Monday, October 30, 2006

Consistency? Whose consistency?

Our style of trading is called break-out trading. Another label we have attached to ourselves is "discretionary" traders, though we at the same time approximate mechanical trading more than most break-out traders. How so? We have a pre-defined list from which we trade. Our stops usually fall between .2-1%, and our profits usually are taken within 1-5%. If a stock sets off the alert, it has to fulfill certain intraday conditions before we enter. If these are not fulfilled, we do not trade. This can go on for days, but we stick to it until things become easier. We never double-down, never trade through earnings, and rarely do anything fancy.

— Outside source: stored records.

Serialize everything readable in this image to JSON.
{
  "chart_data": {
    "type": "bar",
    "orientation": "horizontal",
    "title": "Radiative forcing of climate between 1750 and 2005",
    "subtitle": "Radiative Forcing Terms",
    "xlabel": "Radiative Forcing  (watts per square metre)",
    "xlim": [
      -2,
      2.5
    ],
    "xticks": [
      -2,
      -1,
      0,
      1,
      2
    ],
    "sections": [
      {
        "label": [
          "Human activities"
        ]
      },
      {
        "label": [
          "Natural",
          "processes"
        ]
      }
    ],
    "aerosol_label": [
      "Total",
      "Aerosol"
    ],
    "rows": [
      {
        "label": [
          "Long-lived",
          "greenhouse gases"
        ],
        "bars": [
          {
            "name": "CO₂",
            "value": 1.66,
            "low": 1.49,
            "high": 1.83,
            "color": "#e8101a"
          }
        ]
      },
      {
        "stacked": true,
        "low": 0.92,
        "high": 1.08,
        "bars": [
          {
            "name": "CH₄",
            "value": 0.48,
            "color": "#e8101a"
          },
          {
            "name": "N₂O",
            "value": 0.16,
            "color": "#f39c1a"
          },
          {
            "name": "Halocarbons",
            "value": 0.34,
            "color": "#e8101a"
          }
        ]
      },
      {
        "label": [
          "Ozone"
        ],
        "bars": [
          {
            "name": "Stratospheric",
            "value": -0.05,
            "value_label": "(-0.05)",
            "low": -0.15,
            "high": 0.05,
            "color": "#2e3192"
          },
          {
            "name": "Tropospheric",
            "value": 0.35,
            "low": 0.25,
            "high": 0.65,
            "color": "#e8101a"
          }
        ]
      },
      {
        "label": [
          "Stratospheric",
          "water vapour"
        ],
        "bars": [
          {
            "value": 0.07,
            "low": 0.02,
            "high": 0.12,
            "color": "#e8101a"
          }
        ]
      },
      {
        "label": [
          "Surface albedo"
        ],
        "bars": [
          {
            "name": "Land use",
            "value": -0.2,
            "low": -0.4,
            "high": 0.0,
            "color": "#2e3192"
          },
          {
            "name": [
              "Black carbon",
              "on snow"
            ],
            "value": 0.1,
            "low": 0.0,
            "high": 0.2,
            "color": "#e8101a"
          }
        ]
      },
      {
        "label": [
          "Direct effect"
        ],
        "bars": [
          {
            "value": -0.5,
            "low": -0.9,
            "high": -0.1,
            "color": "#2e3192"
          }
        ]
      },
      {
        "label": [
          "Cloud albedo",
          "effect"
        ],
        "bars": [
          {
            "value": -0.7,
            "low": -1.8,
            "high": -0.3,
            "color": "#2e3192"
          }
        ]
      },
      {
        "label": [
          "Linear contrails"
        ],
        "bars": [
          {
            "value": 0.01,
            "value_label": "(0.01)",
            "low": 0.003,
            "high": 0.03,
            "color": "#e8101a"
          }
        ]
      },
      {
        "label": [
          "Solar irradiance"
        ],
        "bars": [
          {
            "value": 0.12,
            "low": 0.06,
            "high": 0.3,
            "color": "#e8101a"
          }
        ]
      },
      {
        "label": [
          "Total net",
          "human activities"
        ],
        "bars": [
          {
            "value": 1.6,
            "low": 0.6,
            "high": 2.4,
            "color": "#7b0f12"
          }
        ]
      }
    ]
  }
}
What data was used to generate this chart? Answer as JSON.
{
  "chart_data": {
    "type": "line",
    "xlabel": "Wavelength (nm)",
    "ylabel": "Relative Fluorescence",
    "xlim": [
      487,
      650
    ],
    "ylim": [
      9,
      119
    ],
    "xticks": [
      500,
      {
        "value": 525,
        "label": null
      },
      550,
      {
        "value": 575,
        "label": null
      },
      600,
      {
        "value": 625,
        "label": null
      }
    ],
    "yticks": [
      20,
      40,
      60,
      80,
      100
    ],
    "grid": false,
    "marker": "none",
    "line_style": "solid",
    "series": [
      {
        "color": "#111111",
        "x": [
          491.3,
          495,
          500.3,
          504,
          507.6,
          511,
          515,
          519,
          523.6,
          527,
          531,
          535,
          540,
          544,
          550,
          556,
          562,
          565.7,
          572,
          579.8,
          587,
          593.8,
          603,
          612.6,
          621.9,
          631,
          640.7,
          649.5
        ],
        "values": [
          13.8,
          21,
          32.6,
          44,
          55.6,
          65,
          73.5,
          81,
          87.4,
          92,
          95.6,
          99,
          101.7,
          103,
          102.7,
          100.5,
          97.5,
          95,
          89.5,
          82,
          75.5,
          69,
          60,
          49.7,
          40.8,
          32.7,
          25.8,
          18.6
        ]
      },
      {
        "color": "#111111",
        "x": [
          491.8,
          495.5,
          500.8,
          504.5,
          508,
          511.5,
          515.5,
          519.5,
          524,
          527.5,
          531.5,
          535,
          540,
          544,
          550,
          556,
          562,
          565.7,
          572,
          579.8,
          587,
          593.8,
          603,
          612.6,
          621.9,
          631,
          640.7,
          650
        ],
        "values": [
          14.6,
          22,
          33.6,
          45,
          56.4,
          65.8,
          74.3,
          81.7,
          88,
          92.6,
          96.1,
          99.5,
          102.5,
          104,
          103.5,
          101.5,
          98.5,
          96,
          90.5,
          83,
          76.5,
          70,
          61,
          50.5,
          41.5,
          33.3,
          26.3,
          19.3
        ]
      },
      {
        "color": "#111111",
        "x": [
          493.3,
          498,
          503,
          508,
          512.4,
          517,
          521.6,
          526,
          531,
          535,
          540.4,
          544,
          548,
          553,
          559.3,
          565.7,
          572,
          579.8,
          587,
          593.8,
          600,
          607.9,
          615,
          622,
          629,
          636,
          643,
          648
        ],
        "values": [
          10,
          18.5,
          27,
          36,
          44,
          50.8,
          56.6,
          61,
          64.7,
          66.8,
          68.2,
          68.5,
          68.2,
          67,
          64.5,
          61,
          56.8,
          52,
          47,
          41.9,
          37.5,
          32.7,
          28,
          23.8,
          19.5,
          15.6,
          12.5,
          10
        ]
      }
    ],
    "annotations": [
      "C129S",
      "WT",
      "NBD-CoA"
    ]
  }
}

We are also very consistent when it comes to the kind of charts we seek -- this does not change month over month. The only variable is how benevolent the market feels, i.e., how many charts fulfill our conditions and whether the break-out works or fails. We have kept public records of all our selections now for 5 months. Our best months, in terms of win-loss, have been June and October, and our weakest were August and September. Now did we pat ourselves in the back at the end of October, and kick ourselves at the end of August? No. Just as we felt we did nothing special to have a good October, we felt that we did nothing wrong to have a less-than stellar August.

This is something that traders have to become accustomed to -- your trading technique, whatever it may be, will rarely achive the same level of success every month. The market will favor your methodology on one occasion, and then leave you behind in the dust on another. The key is to add size when the market is treating you well, and conversely, protect your capital and try to grind together a small amount of profit when the going gets tough. That is not the time to be aggressive; rather, use smaller size and stay patient until it's your turn again. Theoretically, it may be possible to constantly adapt one's style of trading to ensure that it is always favored by the market; however, we are neither that ambitious nor that smart (nor do we know of anyone who can do that successfully).

We know we are consistent. But we also know that the market is not. Remember that for your own trading, and it will be a source of strength to draw upon, in good times and in bad. When the going gets rough, stay calm and collected, and above all, do not lose your control and discipline. In our career, losing one's discipline even for a day can make or break one's whole quarter. And just as importantly, when things are good, be aggressive, and strike with that hot iron in order to save up for when the draught begins. But do know that the good times also will end. And thus continues the cycle.